Speaker: Hung Le
Affiliation: University of Massachusetts, Amherst
Title: Reliable Spanners: Locality-Sensitive Orderings Strike Back
A highly desirable property of networks is robustness to failures.
Consider a metric space $(X,d_X)$, a graph $H$ over $X$ is a $\vartheta$-reliable $t$-spanner if, for every set of failed vertices $B\subset X$, there is a superset $B^+\supseteq B$ such that the induced subgraph $H[X\setminus B]$ preserves all the distances between points in $X\setminus B^+$ up to a stretch factor $t$, while the expected size of $B^+$ is as most $(1+\vartheta)|B|$. Such a spanner could withstand a catastrophe: failure of even $90\%$ of the network.

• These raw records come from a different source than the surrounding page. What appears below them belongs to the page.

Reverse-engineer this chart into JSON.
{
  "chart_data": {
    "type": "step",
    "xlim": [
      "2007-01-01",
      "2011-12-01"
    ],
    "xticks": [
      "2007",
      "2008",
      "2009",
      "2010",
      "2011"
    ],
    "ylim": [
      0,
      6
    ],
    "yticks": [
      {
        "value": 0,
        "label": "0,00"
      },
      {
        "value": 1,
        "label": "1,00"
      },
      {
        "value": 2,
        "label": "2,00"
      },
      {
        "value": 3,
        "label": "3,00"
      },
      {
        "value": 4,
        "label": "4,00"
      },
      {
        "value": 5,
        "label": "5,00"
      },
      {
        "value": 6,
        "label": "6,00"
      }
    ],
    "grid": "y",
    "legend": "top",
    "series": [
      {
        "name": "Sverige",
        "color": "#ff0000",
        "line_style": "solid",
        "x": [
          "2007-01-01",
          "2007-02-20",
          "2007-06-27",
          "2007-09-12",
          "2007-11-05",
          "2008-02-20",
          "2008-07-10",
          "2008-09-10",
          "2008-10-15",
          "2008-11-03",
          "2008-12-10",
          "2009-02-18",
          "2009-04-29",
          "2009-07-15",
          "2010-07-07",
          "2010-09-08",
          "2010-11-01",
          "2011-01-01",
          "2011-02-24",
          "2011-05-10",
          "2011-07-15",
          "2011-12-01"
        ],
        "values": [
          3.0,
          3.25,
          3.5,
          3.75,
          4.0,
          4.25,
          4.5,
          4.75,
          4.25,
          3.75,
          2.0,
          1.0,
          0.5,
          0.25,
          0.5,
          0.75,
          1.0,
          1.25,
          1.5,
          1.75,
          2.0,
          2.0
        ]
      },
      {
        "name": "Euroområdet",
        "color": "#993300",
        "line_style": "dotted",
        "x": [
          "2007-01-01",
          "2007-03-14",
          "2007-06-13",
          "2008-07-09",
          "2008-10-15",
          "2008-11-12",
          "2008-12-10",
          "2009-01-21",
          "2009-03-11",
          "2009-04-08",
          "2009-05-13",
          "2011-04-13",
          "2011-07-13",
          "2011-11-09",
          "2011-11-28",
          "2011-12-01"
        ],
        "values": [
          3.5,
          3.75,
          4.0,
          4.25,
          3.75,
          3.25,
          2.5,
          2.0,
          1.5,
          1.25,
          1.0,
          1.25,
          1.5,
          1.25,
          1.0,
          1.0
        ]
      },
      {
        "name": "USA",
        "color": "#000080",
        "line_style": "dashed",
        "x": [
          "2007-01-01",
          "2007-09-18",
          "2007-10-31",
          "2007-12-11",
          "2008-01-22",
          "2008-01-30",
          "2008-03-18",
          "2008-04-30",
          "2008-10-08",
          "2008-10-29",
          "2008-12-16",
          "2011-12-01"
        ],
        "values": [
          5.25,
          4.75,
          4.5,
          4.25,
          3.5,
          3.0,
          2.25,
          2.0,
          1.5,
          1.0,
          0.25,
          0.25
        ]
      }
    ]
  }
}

Buchin, Har-Peled, and Olah showed how to construct a sparse reliable spanner for Euclidean space from Euclidean locality-sensitive orderings, an object introduced by Chan, Har-Peled, and Jones. In this talk, we extend their approach to non-Euclidean metric spaces by generalizing the ordering of Chan, Har-Peled, and Jones to doubling metrics and introducing new types of locality-sensitive orderings for other metric spaces. We also show how to construct reliable spanners from the newly introduced locality-sensitive orderings via reliable 2-hop spanners for paths. The highlight of our results is that the number of edges in our spanner has no dependency on the spread.